Part of this is a product of the UK's political culture where expenses for stuff like this are ruthlessly scrutinised from within and without.

The idea of the site hosting such an important document running independently on WordPress, being maintained by a single external developer and a tiny in-house team would seem really strange to many other countries.

Everyone is so terrified of headlines like "OBR spends £2m upgrading website" that you get stuff like this.


It's not an easy call. Sometimes, one or two dedicated and competent people can vastly outperform large and bureaucratic consulting firms, for a fraction of the price. And sometimes, somebody's cousin "who knows that internet stuff" is trousering inflated rates at the taxpayer's expense, while credentialed and competent professionals are shut out from old boys' networks. One rule does not fit all.


It would work if old boys' networks were not the de facto pool that the establishment hired from. The one time where UK GOV did go out and hire the best of the best in the private sector regardless of what Uni they went to we got GDS and it worked very well, but it seems like an exception to usual practice.

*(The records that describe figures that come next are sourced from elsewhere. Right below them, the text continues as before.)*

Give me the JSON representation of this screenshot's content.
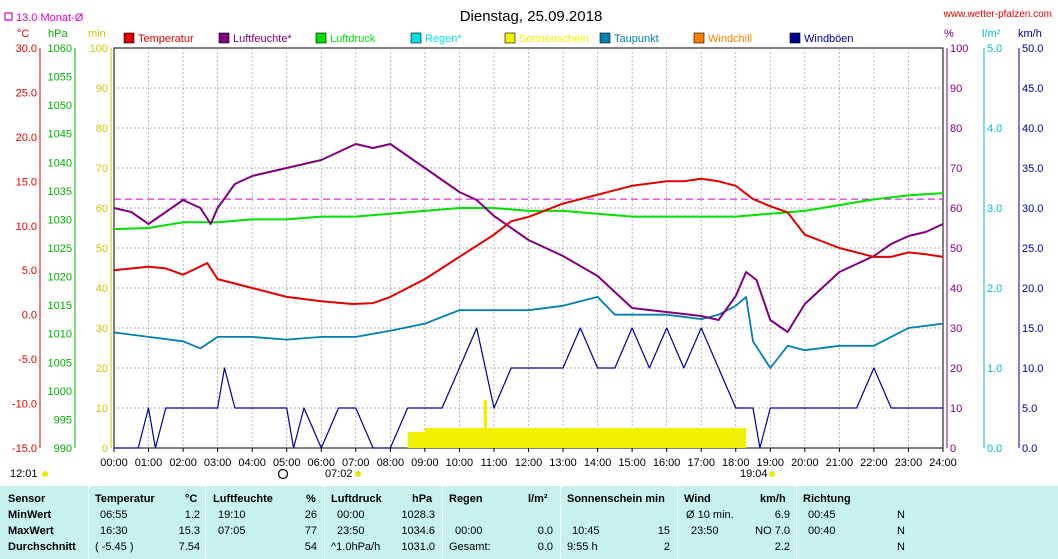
{
  "header": {
    "title": "Dienstag, 25.09.2018",
    "site": "www.wetter-pfalzen.com",
    "month_avg_label": "13.0 Monat-Ø",
    "time_left": "12:01",
    "time_mid": "07:02",
    "time_right": "19:04",
    "unit_left_c": "°C",
    "unit_left_hpa": "hPa",
    "unit_left_min": "min",
    "unit_right_pct": "%",
    "unit_right_lm2": "l/m²",
    "unit_right_kmh": "km/h"
  },
  "colors": {
    "temperature": "#e00000",
    "humidity": "#800080",
    "pressure": "#00e000",
    "rain": "#00e0e0",
    "sunshine": "#f0f000",
    "dewpoint": "#0080b0",
    "windchill": "#ff8000",
    "gusts": "#000090",
    "month_avg": "#d000d0"
  },
  "chart_data": {
    "type": "line",
    "title": "Dienstag, 25.09.2018",
    "x_range": [
      "00:00",
      "24:00"
    ],
    "x_tick_labels": [
      "00:00",
      "01:00",
      "02:00",
      "03:00",
      "04:00",
      "05:00",
      "06:00",
      "07:00",
      "08:00",
      "09:00",
      "10:00",
      "11:00",
      "12:00",
      "13:00",
      "14:00",
      "15:00",
      "16:00",
      "17:00",
      "18:00",
      "19:00",
      "20:00",
      "21:00",
      "22:00",
      "23:00",
      "24:00"
    ],
    "axes": {
      "temperature_c": {
        "range": [
          -15,
          30
        ],
        "ticks": [
          "30.0",
          "25.0",
          "20.0",
          "15.0",
          "10.0",
          "5.0",
          "0.0",
          "-5.0",
          "-10.0",
          "-15.0"
        ]
      },
      "pressure_hpa": {
        "range": [
          990,
          1060
        ],
        "ticks": [
          "1060",
          "1055",
          "1050",
          "1045",
          "1040",
          "1035",
          "1030",
          "1025",
          "1020",
          "1015",
          "1010",
          "1005",
          "1000",
          "995",
          "990"
        ]
      },
      "sunshine_min": {
        "range": [
          0,
          100
        ],
        "ticks": [
          "100",
          "90",
          "80",
          "70",
          "60",
          "50",
          "40",
          "30",
          "20",
          "10",
          "0"
        ]
      },
      "humidity_pct": {
        "range": [
          0,
          100
        ],
        "ticks": [
          "100",
          "90",
          "80",
          "70",
          "60",
          "50",
          "40",
          "30",
          "20",
          "10",
          "0"
        ]
      },
      "rain_lm2": {
        "range": [
          0,
          5
        ],
        "ticks": [
          "5.0",
          "4.0",
          "3.0",
          "2.0",
          "1.0",
          "0.0"
        ]
      },
      "wind_kmh": {
        "range": [
          0,
          50
        ],
        "ticks": [
          "50.0",
          "45.0",
          "40.0",
          "35.0",
          "30.0",
          "25.0",
          "20.0",
          "15.0",
          "10.0",
          "5.0",
          "0.0"
        ]
      }
    },
    "legend": [
      "Temperatur",
      "Luftfeuchte*",
      "Luftdruck",
      "Regen*",
      "Sonnenschein",
      "Taupunkt",
      "Windchill",
      "Windböen"
    ],
    "month_avg_temperature": 13.0,
    "series": [
      {
        "name": "Temperatur",
        "axis": "temperature_c",
        "x": [
          0,
          1,
          1.5,
          2,
          2.7,
          3,
          4,
          5,
          6,
          6.9,
          7.5,
          8,
          9,
          10,
          11,
          11.5,
          12,
          13,
          14,
          15,
          16,
          16.5,
          17,
          17.5,
          18,
          18.5,
          19,
          19.5,
          20,
          21,
          22,
          22.5,
          23,
          23.5,
          24
        ],
        "y": [
          5,
          5.4,
          5.2,
          4.5,
          5.8,
          4,
          3,
          2,
          1.5,
          1.2,
          1.3,
          2,
          4,
          6.5,
          9,
          10.5,
          11,
          12.5,
          13.5,
          14.5,
          15,
          15,
          15.3,
          15,
          14.5,
          13,
          12.2,
          11.5,
          9,
          7.5,
          6.5,
          6.5,
          7,
          6.8,
          6.5
        ]
      },
      {
        "name": "Luftfeuchte*",
        "axis": "humidity_pct",
        "x": [
          0,
          0.5,
          1,
          1.5,
          2,
          2.5,
          2.8,
          3,
          3.5,
          4,
          5,
          6,
          6.5,
          7,
          7.5,
          8,
          8.5,
          9,
          10,
          10.5,
          11,
          12,
          13,
          14,
          15,
          16,
          17,
          17.5,
          18,
          18.3,
          18.6,
          19,
          19.5,
          20,
          21,
          22,
          22.5,
          23,
          23.5,
          24
        ],
        "y": [
          60,
          59,
          56,
          59,
          62,
          60,
          56,
          60,
          66,
          68,
          70,
          72,
          74,
          76,
          75,
          76,
          73,
          70,
          64,
          62,
          58,
          52,
          48,
          43,
          35,
          34,
          33,
          32,
          38,
          44,
          42,
          32,
          29,
          36,
          44,
          48,
          51,
          53,
          54,
          56
        ]
      },
      {
        "name": "Luftdruck",
        "axis": "pressure_hpa",
        "x": [
          0,
          1,
          2,
          3,
          4,
          5,
          6,
          7,
          8,
          9,
          10,
          11,
          12,
          13,
          14,
          15,
          16,
          17,
          18,
          19,
          20,
          21,
          22,
          23,
          24
        ],
        "y": [
          1028.3,
          1028.5,
          1029.5,
          1029.5,
          1030,
          1030,
          1030.5,
          1030.5,
          1031,
          1031.5,
          1032,
          1032,
          1031.5,
          1031.5,
          1031,
          1030.5,
          1030.5,
          1030.5,
          1030.5,
          1031,
          1031.5,
          1032.5,
          1033.5,
          1034.2,
          1034.6
        ]
      },
      {
        "name": "Taupunkt",
        "axis": "temperature_c",
        "x": [
          0,
          1,
          2,
          2.5,
          3,
          4,
          5,
          6,
          7,
          8,
          9,
          10,
          11,
          12,
          13,
          14,
          14.5,
          15,
          16,
          17,
          17.5,
          18,
          18.3,
          18.5,
          19,
          19.5,
          20,
          21,
          22,
          23,
          24
        ],
        "y": [
          -2,
          -2.5,
          -3,
          -3.8,
          -2.5,
          -2.5,
          -2.8,
          -2.5,
          -2.5,
          -1.8,
          -1,
          0.5,
          0.5,
          0.5,
          1,
          2,
          0,
          0,
          0,
          -0.5,
          0,
          1,
          2,
          -3,
          -6,
          -3.5,
          -4,
          -3.5,
          -3.5,
          -1.5,
          -1
        ]
      },
      {
        "name": "Windböen",
        "axis": "wind_kmh",
        "x": [
          0,
          0.5,
          0.7,
          1,
          1.2,
          1.5,
          2,
          2.5,
          3,
          3.2,
          3.5,
          4,
          4.5,
          5,
          5.2,
          5.5,
          6,
          6.5,
          7,
          7.5,
          8,
          8.5,
          9,
          9.5,
          10,
          10.5,
          11,
          11.5,
          12,
          12.5,
          13,
          13.5,
          14,
          14.5,
          15,
          15.5,
          16,
          16.5,
          17,
          17.5,
          18,
          18.5,
          18.7,
          19,
          19.5,
          20,
          21,
          21.5,
          22,
          22.5,
          23,
          23.5,
          24
        ],
        "y": [
          0,
          0,
          0,
          5,
          0,
          5,
          5,
          5,
          5,
          10,
          5,
          5,
          5,
          5,
          0,
          5,
          0,
          5,
          5,
          0,
          0,
          5,
          5,
          5,
          10,
          15,
          5,
          10,
          10,
          10,
          10,
          15,
          10,
          10,
          15,
          10,
          15,
          10,
          15,
          10,
          5,
          5,
          0,
          5,
          5,
          5,
          5,
          5,
          10,
          5,
          5,
          5,
          5
        ]
      },
      {
        "name": "Sonnenschein",
        "axis": "sunshine_min",
        "x": [
          8.5,
          9,
          10,
          10.6,
          10.7,
          10.8,
          11,
          12,
          13,
          14,
          15,
          16,
          17,
          17.5,
          18,
          18.3
        ],
        "y": [
          4,
          5,
          5,
          5,
          12,
          5,
          5,
          5,
          5,
          5,
          5,
          5,
          5,
          5,
          5,
          0
        ]
      }
    ]
  },
  "stats": {
    "headers": {
      "sensor": "Sensor",
      "temperature": "Temperatur",
      "temperature_unit": "°C",
      "humidity": "Luftfeuchte",
      "humidity_unit": "%",
      "pressure": "Luftdruck",
      "pressure_unit": "hPa",
      "rain": "Regen",
      "rain_unit": "l/m²",
      "sun": "Sonnenschein min",
      "wind": "Wind",
      "wind_unit": "km/h",
      "direction": "Richtung"
    },
    "rows": [
      {
        "label": "MinWert",
        "t_time": "06:55",
        "t_val": "1.2",
        "h_time": "19:10",
        "h_val": "26",
        "p_time": "00:00",
        "p_val": "1028.3",
        "r_time": "",
        "r_val": "",
        "s_time": "",
        "s_val": "",
        "w_time": "Ø 10 min.",
        "w_val": "6.9",
        "d_time": "00:45",
        "d_val": "N"
      },
      {
        "label": "MaxWert",
        "t_time": "16:30",
        "t_val": "15.3",
        "h_time": "07:05",
        "h_val": "77",
        "p_time": "23:50",
        "p_val": "1034.6",
        "r_time": "00:00",
        "r_val": "0.0",
        "s_time": "10:45",
        "s_val": "15",
        "w_time": "23:50",
        "w_val": "NO 7.0",
        "d_time": "00:40",
        "d_val": "N"
      },
      {
        "label": "Durchschnitt",
        "t_time": "( -5.45 )",
        "t_val": "7.54",
        "h_time": "",
        "h_val": "54",
        "p_time": "^1.0hPa/h",
        "p_val": "1031.0",
        "r_time": "Gesamt:",
        "r_val": "0.0",
        "s_time": "9:55 h",
        "s_val": "2",
        "w_time": "",
        "w_val": "2.2",
        "d_time": "",
        "d_val": "N"
      }
    ]
  }
}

> This suggests that the downloader knew that the OBR was going to make this mistake, and they were polling the server waiting for the file to appear.

I think most of the tech world heard about the Nobel Peace Prize award so it doesn't seem that suspicious to me that somebody would just poll urls.

Especially since before the peace prize there have been issues with people polling US economic data.

My point is strictly, knowledge that they should poll a url is not evidence of insider activity.


How does the Nobel Peace Prize figure into this? I seem to be on the other side that didn't hear about the award. Which is not surprising as I don't follow it, but also I haven't worked out query terms to connect it with OBR.


Somebody monitored the metadata on files to figure out who the winner of the nobel prize was prior to the official announcements by the candidate that was modified. Which they used to financially profit in betting markets.

It relates to OBR because it's another scenario where people just by polling the site can figure out information that wasn't supposed to be released yet. And then use that information to profit.

Since a recent event of polling was in the news the idea of polling isn't really evidence of an insider trying to leak data versus somebody just cargo-culting a technique. Plus polling of financial data was already common.


Thank you for answering that person’s question so clearly. I was also in the dark and this really helped.


Because it was insider traded on Polymarket many hours before it was publicly announced.


The report also says a previous report was also accessed 30 mins early.